Too often, evaluation becomes a form of judgment—an attempt to rank, sort, or finalize a person’s trajectory. But the kind of evaluation I believe in is quieter, more curious. It’s not about rating people. It’s about helping them—and the organization—make better sense of where they are.

When we take the time to reflect honestly on someone’s strengths, struggles, and growth areas, we’re not just checking boxes. We’re naming what’s real. We’re offering a map. And ideally, we’re doing it in a way that builds energy for the road ahead—not just accountability for the past.

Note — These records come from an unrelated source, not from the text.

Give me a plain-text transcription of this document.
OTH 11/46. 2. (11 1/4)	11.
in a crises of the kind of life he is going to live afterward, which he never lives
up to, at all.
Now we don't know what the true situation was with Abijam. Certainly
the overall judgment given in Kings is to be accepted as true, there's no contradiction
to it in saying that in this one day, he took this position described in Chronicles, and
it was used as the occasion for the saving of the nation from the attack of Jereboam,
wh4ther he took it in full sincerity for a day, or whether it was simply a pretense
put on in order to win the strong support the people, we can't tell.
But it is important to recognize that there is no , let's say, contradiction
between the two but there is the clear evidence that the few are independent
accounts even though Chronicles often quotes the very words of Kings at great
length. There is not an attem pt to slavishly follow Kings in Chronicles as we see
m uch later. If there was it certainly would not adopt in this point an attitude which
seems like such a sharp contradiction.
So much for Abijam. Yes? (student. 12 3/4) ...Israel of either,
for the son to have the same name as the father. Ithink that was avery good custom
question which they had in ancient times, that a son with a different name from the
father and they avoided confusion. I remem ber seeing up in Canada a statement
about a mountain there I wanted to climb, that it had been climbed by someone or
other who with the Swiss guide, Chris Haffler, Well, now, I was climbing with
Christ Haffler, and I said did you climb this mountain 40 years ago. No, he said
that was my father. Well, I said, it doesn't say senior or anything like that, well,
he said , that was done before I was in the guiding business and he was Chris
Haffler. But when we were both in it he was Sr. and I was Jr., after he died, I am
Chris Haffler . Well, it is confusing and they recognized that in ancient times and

That’s how I try to structure evaluation in the teams I lead. Not as a one-time event, but as an ongoing process of shared orientation. Clear language. Mutual expectations. Regular check-ins that ask, Where are we now? What’s working? What’s missing? What’s next?

Evaluation, at its best, is another form of sensemaking—a way to create alignment, not anxiety.

Not Clarity, but Orientation

Sensemaking doesn’t always lead to instant clarity. That’s not the point. What it does is give us bearings—a shared understanding of what’s true, what’s uncertain, and what matters now.

It’s easy to feel like we’re failing if we don’t have an immediate solution. But I’ve learned that pausing to name what’s really happening—without spin, without panic—is a leadership move in itself. It builds trust. It creates space. And it makes it possible to move forward with intention instead of impulse.